Tragikomödie von Yorgos Lanthimos - "Kinds of Kindness"
Greek Weird Wave – schräge griechische Welle – so werden die Filme genannt, die in und nach der griechischen Finanzkrise entstanden und die verstörende Lebenssituation aufnahmen. Einer der berühmtesten Vertreter der Greek Weird Wave ist der Regisseur Giorgos Lanthimos. Er ist inzwischen längst im internationalen Kino angekommen. In diesem Jahr gewann er vier Oscars für seinen Film "Poor Things". Jetzt kommt der nächste Film von Giorgos Lanthimos ins Kino: "Kinds of Kindness" heißt er. Hauptdarsteller Jesse Plemons gewann für seine Rolle darin dieses Jahr den Darstellerpreis beim Filmfestival in Cannes.
In "Kinds of Kindness" geht es um zwischenmenschliche Beziehungen, um Liebe, um Machtverhältnisse. Giorgos Lanthimos und Efthimis Filippou, die zusammen das Drehbuch geschrieben hat, teilen den Film in drei verschiedene Geschichten auf. Im ersten Teil geht es um den Angestellten Robert, der den unheimlichen Auftrag hat, einen bestimmten Wagen, an einer bestimmten Kreuzung mit seinem Auto zu rammen. Das geht schief und als er danach bei seinem Chef vorspricht, bekommen wir eine Ahnung, wieweit dieser über die Privatsphäre seines Angestellten bestimmt.
Film als Triptychon
Willem Dafoe spielt den dämonischen Boss. Wer den Schauspieler kennt, weiß, dass er kein Gramm Fett am Körper hat. Im Verlauf der Sequenz werden die Willkür und die Allmacht dieses Vorgesetzten immer deutlicher. Aus den Gesten scheinbarer Freundlichkeit und Fürsorge erwächst eine fast monströse Macht. Und die Kunst von Giorgos Lanthimos liegt darin, das Unwohlsein immer weiter zu steigern, ohne dass er explizit ausführt, was genau zwischen den Menschen stattfindet.

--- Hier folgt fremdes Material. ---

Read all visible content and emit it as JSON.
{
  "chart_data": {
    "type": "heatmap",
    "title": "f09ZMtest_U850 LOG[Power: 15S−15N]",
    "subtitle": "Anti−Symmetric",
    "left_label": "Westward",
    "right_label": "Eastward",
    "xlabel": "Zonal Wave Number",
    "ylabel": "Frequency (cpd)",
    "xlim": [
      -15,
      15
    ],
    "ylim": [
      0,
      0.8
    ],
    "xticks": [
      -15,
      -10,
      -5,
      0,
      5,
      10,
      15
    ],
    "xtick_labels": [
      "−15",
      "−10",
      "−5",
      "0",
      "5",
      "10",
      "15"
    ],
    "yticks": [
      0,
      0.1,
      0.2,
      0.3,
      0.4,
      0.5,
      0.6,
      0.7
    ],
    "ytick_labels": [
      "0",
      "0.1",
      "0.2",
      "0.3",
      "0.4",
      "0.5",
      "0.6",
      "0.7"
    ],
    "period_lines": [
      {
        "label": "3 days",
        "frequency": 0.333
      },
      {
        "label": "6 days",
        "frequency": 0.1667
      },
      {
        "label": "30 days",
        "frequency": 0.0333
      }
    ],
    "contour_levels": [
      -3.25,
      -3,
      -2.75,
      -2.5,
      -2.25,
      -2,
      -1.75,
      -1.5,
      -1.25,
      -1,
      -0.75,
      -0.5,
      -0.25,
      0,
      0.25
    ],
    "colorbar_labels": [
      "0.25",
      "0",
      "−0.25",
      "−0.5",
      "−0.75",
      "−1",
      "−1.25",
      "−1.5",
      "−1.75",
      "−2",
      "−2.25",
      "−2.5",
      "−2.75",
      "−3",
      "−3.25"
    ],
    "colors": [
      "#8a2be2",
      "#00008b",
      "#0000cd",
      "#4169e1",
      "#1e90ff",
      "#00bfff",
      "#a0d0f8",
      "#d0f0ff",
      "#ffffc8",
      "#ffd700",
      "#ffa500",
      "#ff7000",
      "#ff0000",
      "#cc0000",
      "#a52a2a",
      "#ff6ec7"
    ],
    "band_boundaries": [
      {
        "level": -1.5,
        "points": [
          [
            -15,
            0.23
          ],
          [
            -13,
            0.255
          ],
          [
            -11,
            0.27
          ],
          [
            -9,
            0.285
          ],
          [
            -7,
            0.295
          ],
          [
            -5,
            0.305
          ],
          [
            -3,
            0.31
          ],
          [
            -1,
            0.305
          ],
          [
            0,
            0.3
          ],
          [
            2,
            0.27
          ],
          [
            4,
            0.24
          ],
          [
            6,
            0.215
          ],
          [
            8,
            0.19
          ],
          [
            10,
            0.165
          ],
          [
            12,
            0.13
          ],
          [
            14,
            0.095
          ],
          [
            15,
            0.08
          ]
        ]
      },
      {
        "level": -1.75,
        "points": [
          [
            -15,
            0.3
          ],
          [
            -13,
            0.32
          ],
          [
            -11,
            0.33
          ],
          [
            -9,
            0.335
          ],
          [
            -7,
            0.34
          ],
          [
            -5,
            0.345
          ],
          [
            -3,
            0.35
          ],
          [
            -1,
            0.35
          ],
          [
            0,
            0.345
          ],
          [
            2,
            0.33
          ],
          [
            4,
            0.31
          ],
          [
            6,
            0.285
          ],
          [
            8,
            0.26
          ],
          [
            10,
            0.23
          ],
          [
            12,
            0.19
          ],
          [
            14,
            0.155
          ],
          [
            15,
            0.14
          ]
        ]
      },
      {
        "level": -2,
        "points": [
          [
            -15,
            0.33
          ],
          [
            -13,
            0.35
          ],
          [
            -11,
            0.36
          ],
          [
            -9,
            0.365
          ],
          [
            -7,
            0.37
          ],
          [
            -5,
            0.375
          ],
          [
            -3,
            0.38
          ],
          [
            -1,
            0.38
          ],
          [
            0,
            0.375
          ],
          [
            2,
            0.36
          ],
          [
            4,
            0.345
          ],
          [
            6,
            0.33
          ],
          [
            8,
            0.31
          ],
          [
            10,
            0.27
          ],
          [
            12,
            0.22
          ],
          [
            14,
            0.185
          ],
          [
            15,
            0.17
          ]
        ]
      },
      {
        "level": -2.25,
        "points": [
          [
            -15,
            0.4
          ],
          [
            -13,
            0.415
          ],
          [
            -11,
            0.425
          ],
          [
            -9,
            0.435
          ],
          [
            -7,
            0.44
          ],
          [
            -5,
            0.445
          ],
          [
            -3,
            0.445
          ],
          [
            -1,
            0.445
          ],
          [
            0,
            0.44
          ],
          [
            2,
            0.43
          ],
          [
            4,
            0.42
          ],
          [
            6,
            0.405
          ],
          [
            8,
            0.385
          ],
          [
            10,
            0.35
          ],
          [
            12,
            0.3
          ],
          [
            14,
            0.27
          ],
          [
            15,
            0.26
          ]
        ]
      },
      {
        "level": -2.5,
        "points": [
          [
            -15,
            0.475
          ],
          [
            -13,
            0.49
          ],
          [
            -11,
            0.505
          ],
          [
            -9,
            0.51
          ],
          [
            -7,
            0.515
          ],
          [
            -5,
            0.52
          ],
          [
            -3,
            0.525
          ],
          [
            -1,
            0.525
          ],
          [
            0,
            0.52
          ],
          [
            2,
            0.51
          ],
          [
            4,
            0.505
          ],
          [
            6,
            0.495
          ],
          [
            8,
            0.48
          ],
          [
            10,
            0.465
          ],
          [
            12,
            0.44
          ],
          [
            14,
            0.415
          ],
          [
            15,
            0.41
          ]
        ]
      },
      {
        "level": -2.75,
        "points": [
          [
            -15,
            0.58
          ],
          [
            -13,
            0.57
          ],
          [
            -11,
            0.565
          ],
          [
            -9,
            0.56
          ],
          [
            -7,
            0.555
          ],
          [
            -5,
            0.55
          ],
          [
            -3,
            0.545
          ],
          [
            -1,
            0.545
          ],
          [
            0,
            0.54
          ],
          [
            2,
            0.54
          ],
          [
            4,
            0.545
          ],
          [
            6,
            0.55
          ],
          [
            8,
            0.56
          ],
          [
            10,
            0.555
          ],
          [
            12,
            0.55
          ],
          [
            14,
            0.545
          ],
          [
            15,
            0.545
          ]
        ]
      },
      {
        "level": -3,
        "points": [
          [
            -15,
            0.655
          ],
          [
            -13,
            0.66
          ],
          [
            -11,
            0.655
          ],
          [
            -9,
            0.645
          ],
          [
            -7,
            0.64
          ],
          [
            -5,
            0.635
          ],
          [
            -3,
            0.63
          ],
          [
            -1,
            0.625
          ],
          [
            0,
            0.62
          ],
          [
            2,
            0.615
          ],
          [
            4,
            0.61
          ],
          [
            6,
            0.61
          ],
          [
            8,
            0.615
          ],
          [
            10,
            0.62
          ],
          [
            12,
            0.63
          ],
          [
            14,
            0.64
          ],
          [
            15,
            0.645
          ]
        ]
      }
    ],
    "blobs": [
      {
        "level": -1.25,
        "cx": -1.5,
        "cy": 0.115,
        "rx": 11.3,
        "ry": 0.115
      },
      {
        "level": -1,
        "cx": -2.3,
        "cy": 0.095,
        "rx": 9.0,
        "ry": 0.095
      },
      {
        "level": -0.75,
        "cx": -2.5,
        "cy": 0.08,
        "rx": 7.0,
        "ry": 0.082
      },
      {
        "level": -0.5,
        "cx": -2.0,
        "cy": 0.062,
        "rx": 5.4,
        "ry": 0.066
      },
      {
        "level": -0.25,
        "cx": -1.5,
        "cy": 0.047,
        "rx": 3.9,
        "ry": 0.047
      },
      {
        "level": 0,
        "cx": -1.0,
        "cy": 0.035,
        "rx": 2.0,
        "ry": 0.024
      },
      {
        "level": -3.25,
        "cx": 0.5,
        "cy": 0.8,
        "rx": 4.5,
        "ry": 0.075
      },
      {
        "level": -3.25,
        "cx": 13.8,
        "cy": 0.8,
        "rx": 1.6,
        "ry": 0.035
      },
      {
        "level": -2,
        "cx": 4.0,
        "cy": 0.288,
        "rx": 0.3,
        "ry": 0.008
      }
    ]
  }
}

Das Interessante an der Form des Triptychon ist, dass in allen drei Teilen die gleichen Schauspielerinnen und Schauspieler unterschiedliche Charaktere spielen. So entstehen am Ende verschiedene Facetten des Menschen. Im ersten Teil spielt Jesse Plemons den Angestellten, der bereit ist, alles für seinen Chef zu tun. Im zweiten Teil ist er Daniel, ein Polizist, dessen Frau Liz, eine Meeresforscherin, vermisst wird. Emma Stone taucht als Liz unverhofft wieder auf, aber ihr Mann findet irgendetwas seltsam an ihr.
Liz: "Kriege ich eine Zigarette?"
Daniel: "Ja. Habe nicht gewusst, dass Du rauchst, Liz."
Liz: "Ich rauch' nicht, habe ich noch nie gemacht. Stell Dir vor, noch nicht mal gezogen! Hatte nur gerade Lust auf eine Zigarette."
Ist Liz ein Alien, eine Wiedergängerin oder einfach die Frau des Polizisten, die durch ein Unglück traumatisiert wurde? Daniel stellt jedenfalls die Liebe seiner Frau auf die Probe – und das auf die gruseligste Art.
Im dritten Teil ist Jesse Plemons Mitglied eines Kultes und sucht nach einer Person, die fähig ist, Tote wieder zum Leben zu erwecken. Insofern ist das Triptychon hier so eine Art satanisch sakrale Form, die verschiedene Dynamiken zwischen den Menschen erlaubt. Alle bewegen sich tief in den Abgründen zwischen Herrschsucht und Liebe.
Drei Teile – ein Ganzes
Auch wenn die Geschichten konstruiert klingen, in dem Film fügen sie sich harmonisch zusammen. Das liegt daran, dass allen Teilen die gleiche Filmsprache eigen ist, die schräge Anmutung, die etwas surreale Überzeichnung, auch die spitzen Farben: lila, bordeaux, panzergrau. Das liegt natürlich auch am Ensemble. Emma Stone steht eher für das Star-System von Hollywood, Willem Dafoe kommt aus dem Experimental-Theater und Jesse Plemons ist Spezialist für Nobodies. Im Zusammenspiel entsteht ein kaleidoskopisches und erstaunlich organisches Bild. Herausragend ist dieser Film, weil er auf intellektueller Ebene Spaß macht, weil man ihn rational analysieren kann und weil er trotzdem die Instinkte angreift. Da verbindet "Kinds of Kindness" Grusel mit Geist.